Le médicament ne doit jamais être administré à un nouveau-né, puisque le risque de surdosage accidentel est élevé et peut entraîner le décès.

De plus, le Benadryl est contre-indiqué en cas de glaucome, de rétention urinaire ou d’hypertrophie de la prostate.

Finalement, ceux qui ont une maladie du cœur doivent éviter ce médicament qui peut provoquer des troubles graves du rythme cardiaque à forte dose.

5. Quels produits peuvent le remplacer ?

Les antihistaminiques de deuxième ou de troisième génération, qui sont offerts en vente libre, peuvent remplacer le Benadryl.

Par exemple, le Loratadine (Claritin), le Fexofénadine (Allegra) et le Cétirizine (Reactine) constituent des solutions de remplacement couramment recommandées.

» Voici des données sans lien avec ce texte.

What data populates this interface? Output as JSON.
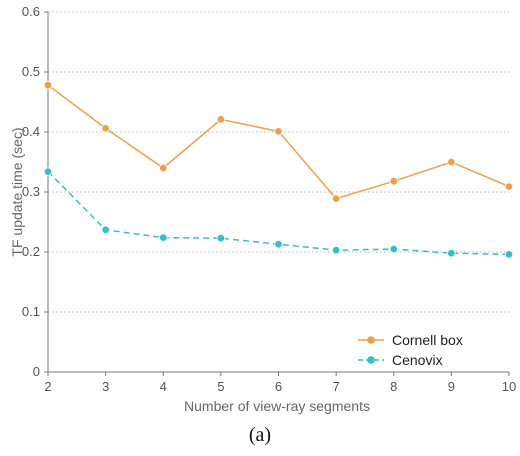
{
  "caption": "(a)",
  "chart_data": {
    "type": "line",
    "xlabel": "Number of view-ray segments",
    "ylabel": "TF update time (sec)",
    "x": [
      2,
      3,
      4,
      5,
      6,
      7,
      8,
      9,
      10
    ],
    "xlim": [
      2,
      10
    ],
    "ylim": [
      0,
      0.6
    ],
    "yticks": [
      "0",
      "0.1",
      "0.2",
      "0.3",
      "0.4",
      "0.5",
      "0.6"
    ],
    "xticks": [
      "2",
      "3",
      "4",
      "5",
      "6",
      "7",
      "8",
      "9",
      "10"
    ],
    "grid": "horizontal dotted",
    "legend_position": "bottom-right",
    "series": [
      {
        "name": "Cornell box",
        "color": "#f0a04b",
        "style": "solid",
        "values": [
          0.478,
          0.406,
          0.34,
          0.421,
          0.401,
          0.289,
          0.318,
          0.35,
          0.309
        ]
      },
      {
        "name": "Cenovix",
        "color": "#3bbcc8",
        "style": "dashed",
        "values": [
          0.334,
          0.237,
          0.224,
          0.223,
          0.213,
          0.203,
          0.205,
          0.198,
          0.196
        ]
      }
    ]
  }
}
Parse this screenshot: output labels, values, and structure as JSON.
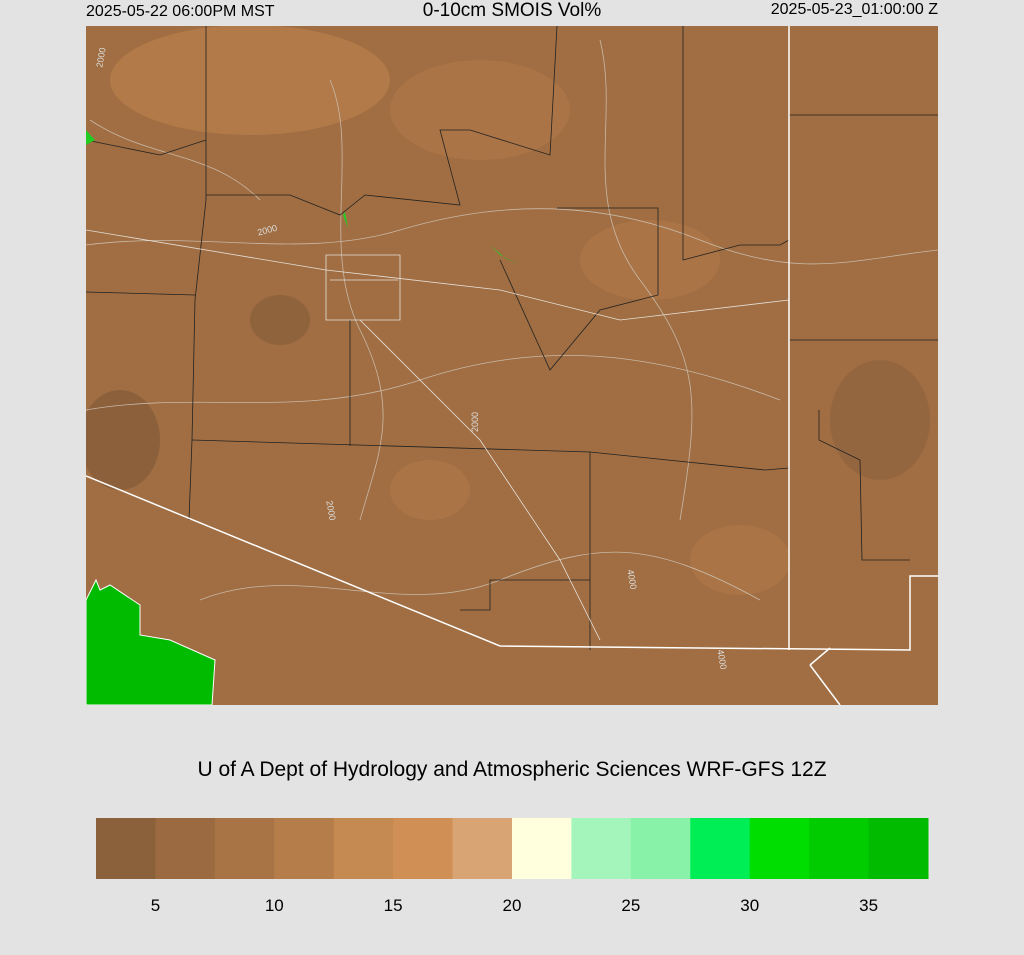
{
  "header": {
    "left": "2025-05-22 06:00PM MST",
    "title": "0-10cm SMOIS Vol%",
    "right": "2025-05-23_01:00:00 Z"
  },
  "map": {
    "contour_labels": [
      "2000",
      "2000",
      "2000",
      "2000",
      "4000",
      "4000"
    ]
  },
  "credit": "U of A Dept of Hydrology and Atmospheric Sciences WRF-GFS 12Z",
  "colorbar": {
    "colors": [
      "#8a613b",
      "#9b6a40",
      "#a87345",
      "#b57d4a",
      "#c48a52",
      "#d08f55",
      "#d8a474",
      "#fffedd",
      "#a4f5bb",
      "#88f2a8",
      "#00ee55",
      "#00dd00",
      "#00cc00",
      "#00bb00"
    ],
    "range": [
      2.5,
      37.5
    ],
    "ticks": [
      5,
      10,
      15,
      20,
      25,
      30,
      35
    ]
  }
}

Ces médicaments procurent un effet plus durable, pouvant atteindre 24 heures, et causent généralement moins de somnolence que le Benadryl.

Outre les médicaments présents sur les tablettes, les pharmaciens ont le pouvoir de prescrire certains antihistaminiques vendus derrière le comptoir afin de soulager les symptômes d’allergie ou certaines réactions cutanées, indique le président de l’Ordre des pharmaciens du Québec.